Family: Parents: Seth Ward and Dorothy (East) Joplin. Brothers: Michael. Sisters: Lara. Janis’ father, Seth, worked at the Texaco refinery and the family lived comfortably. Her mother was a Sunday School teacher and a registrar for a business college.

Education: After graduating in 1960 from Thomas Jefferson High School in Port Arthur, Janis took some college courses at Lamar Tech and later attended The University of Texas at Austin.

Career: At first Joplin found work in country and western clubs in Houston and other Texas cities. She moved on to the folk circuit in Austin, but later moved on to San Francisco and briefly, New York City. She played at famous venues such as: Madison Square Garden, Paris, London, Woodstock, and Harvard Stadium.
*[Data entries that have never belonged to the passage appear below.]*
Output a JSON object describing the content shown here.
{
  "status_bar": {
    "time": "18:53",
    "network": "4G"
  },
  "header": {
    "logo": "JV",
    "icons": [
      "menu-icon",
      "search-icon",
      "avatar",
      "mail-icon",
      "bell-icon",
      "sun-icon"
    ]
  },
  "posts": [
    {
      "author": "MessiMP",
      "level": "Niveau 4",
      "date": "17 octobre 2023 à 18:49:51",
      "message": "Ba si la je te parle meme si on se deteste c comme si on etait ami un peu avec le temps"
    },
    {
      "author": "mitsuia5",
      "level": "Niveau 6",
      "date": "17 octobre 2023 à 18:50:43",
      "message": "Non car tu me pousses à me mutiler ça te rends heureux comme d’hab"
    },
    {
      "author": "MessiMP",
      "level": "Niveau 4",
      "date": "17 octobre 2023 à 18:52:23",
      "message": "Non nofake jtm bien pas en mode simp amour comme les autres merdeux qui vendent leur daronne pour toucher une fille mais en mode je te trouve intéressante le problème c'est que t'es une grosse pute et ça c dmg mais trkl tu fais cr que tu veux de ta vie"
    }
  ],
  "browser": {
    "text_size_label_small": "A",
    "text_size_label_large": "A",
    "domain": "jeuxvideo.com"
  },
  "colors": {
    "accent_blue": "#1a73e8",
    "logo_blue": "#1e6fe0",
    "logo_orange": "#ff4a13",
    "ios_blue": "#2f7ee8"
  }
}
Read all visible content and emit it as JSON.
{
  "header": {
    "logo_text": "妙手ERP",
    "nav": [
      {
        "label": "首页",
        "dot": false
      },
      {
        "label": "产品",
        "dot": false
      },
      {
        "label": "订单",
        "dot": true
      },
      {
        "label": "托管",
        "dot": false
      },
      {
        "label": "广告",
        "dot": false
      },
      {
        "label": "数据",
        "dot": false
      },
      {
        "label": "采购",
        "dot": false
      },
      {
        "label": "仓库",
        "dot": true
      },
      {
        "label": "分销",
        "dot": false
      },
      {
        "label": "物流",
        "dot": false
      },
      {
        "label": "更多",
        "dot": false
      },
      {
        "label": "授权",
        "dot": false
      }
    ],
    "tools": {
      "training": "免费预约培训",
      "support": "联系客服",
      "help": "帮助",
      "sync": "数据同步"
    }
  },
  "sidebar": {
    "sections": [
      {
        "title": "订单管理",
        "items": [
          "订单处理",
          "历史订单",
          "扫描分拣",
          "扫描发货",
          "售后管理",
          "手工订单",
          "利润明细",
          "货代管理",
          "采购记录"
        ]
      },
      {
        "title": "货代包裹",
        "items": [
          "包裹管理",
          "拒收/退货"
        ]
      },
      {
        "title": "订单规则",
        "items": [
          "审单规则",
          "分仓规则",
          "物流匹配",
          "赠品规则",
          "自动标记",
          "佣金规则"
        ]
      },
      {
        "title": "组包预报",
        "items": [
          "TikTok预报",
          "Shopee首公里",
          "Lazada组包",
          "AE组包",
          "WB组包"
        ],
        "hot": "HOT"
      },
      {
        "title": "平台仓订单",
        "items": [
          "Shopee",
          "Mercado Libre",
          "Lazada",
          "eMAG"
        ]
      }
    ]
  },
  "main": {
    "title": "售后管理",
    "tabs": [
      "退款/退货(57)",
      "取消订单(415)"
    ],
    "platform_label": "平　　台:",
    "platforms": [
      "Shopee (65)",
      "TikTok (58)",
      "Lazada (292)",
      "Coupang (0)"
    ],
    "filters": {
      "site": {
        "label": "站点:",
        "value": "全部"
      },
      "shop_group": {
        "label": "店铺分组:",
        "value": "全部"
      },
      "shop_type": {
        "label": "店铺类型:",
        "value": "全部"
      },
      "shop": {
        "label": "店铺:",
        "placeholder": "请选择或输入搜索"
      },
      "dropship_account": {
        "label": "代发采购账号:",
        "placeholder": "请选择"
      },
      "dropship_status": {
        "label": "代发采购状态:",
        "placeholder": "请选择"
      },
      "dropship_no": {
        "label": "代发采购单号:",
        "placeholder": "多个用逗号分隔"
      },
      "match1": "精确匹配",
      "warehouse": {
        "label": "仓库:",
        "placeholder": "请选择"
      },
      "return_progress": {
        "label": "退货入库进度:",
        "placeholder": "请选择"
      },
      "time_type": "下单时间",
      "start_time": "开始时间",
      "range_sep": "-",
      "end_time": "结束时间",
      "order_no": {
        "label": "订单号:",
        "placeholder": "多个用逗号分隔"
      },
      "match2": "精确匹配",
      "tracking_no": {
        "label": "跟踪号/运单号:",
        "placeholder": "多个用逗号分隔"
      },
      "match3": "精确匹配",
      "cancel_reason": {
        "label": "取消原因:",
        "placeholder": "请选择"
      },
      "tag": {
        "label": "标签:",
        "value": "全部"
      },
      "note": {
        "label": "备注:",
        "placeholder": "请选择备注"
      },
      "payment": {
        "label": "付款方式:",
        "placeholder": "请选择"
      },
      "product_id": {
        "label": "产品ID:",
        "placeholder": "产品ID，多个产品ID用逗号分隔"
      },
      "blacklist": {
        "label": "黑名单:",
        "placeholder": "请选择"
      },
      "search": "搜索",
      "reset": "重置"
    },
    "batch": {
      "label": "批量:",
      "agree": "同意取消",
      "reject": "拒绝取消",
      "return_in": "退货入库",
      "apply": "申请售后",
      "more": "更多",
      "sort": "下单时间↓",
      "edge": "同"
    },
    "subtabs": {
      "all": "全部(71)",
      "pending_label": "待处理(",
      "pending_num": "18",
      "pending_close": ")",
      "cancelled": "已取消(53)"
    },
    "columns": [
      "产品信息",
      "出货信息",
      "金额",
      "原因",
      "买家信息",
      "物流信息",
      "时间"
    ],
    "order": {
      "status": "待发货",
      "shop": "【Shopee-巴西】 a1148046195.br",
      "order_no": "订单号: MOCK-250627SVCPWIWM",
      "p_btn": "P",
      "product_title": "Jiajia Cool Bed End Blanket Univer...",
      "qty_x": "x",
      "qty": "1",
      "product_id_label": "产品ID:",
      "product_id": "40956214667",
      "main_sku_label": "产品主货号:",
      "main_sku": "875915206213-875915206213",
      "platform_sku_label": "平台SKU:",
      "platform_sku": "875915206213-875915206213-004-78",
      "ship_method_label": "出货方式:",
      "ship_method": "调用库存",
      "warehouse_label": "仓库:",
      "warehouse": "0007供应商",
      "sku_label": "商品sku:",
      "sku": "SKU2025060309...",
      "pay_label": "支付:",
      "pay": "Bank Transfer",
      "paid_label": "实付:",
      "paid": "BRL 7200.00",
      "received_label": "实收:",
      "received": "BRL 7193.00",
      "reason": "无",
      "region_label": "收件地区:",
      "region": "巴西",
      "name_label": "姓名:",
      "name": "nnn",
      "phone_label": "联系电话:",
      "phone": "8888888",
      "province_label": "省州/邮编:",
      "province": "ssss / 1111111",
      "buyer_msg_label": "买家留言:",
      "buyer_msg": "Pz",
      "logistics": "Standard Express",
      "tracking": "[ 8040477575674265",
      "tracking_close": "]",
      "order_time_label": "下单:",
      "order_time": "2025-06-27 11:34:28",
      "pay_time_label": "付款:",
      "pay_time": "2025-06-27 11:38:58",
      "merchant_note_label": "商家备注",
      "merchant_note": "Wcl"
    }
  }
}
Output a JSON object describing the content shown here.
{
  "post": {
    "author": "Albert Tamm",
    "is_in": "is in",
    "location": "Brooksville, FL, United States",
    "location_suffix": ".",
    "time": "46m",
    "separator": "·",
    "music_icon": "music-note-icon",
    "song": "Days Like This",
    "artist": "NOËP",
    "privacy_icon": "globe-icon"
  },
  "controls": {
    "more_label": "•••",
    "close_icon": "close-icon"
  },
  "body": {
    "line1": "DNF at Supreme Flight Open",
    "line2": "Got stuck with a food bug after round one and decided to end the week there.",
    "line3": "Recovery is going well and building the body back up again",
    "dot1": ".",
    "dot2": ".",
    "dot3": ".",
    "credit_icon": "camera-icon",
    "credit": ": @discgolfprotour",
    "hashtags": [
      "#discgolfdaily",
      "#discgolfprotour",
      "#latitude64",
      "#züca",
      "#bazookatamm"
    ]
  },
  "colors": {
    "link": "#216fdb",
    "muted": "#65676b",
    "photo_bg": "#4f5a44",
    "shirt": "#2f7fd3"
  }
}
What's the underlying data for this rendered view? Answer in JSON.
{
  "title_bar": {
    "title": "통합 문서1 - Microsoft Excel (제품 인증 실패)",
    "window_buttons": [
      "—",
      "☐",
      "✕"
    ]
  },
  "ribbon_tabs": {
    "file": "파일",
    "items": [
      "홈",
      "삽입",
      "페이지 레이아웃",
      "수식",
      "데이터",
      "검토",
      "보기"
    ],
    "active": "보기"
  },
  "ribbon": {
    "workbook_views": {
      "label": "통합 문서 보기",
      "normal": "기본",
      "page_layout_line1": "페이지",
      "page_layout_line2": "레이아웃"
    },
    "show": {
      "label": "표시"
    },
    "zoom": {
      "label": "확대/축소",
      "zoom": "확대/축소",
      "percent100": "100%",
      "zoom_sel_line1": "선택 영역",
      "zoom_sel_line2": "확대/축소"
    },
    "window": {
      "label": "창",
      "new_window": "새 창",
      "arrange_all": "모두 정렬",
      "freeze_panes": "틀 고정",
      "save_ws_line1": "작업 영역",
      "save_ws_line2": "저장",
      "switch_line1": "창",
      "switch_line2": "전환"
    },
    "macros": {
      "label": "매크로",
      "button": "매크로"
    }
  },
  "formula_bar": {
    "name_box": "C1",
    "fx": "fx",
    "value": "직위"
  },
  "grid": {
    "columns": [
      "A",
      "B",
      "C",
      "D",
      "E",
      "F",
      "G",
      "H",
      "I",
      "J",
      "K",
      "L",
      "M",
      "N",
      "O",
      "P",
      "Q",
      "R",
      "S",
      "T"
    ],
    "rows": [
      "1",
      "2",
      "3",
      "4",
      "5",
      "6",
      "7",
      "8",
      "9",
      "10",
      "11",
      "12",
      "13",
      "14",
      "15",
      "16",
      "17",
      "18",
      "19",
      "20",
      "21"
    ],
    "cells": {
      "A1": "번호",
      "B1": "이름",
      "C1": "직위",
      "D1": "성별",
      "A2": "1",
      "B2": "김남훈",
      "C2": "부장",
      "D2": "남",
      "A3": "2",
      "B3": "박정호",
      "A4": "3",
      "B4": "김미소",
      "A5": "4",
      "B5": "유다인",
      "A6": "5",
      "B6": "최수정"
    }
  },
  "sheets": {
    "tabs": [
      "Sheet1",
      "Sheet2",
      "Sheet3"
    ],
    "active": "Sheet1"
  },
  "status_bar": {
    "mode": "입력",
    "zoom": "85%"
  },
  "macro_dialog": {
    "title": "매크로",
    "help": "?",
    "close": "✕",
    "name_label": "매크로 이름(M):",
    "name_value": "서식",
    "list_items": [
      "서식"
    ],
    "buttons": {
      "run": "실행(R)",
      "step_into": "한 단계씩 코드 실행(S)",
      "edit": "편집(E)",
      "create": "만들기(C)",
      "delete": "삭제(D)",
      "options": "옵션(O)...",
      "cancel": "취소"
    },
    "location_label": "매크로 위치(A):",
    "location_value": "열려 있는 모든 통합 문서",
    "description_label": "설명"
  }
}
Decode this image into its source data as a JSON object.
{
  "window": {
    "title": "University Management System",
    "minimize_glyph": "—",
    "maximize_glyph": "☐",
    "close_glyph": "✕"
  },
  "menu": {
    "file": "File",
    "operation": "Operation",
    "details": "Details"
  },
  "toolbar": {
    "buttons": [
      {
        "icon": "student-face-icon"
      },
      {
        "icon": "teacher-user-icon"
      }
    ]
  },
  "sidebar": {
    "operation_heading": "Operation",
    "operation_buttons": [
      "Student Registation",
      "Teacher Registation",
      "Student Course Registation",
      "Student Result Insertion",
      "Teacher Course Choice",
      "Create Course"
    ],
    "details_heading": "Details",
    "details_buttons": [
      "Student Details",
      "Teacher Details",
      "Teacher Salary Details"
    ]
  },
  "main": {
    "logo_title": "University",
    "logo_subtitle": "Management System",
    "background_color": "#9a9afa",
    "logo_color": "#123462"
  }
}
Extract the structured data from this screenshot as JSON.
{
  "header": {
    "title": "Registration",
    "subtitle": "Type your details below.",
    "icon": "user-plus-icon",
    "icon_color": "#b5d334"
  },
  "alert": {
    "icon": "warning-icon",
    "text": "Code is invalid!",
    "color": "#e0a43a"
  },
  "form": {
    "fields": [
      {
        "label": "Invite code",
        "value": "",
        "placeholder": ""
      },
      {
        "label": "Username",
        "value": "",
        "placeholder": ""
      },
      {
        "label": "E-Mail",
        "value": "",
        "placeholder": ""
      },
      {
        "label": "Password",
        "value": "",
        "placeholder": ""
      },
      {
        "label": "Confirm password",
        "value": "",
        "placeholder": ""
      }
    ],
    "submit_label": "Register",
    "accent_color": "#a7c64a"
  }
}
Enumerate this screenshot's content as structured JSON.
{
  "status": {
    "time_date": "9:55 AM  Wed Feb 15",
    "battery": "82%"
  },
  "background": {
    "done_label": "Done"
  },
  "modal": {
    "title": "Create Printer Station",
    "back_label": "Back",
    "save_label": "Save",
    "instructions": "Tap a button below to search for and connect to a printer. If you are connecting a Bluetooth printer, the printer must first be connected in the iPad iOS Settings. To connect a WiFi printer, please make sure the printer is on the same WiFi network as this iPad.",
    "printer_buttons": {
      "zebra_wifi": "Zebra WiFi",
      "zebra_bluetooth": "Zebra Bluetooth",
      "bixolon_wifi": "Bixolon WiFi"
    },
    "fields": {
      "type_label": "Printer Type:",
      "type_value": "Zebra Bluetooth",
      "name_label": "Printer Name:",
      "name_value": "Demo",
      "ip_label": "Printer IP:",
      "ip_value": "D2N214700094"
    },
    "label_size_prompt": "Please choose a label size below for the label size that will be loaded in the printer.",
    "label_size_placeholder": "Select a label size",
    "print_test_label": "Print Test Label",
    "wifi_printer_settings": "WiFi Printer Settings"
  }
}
She made an appearance on the Ed Sullivan Show and was making a salary in the six figure range.  

Death: On October 4, 1970, while recording her next album “Pearl,” she succeeded procuring an illicit drug, a batch of heroin that was more pure than usual. She accidentally overdosed in the Landmark Motor Hotel in Los Angeles (now called the Highland Gardens Hotel, 7047 Franklin Avenue, Hollywood, CA 90028) at the age of 27. She was cremated and her ashes were scattered off the California coast.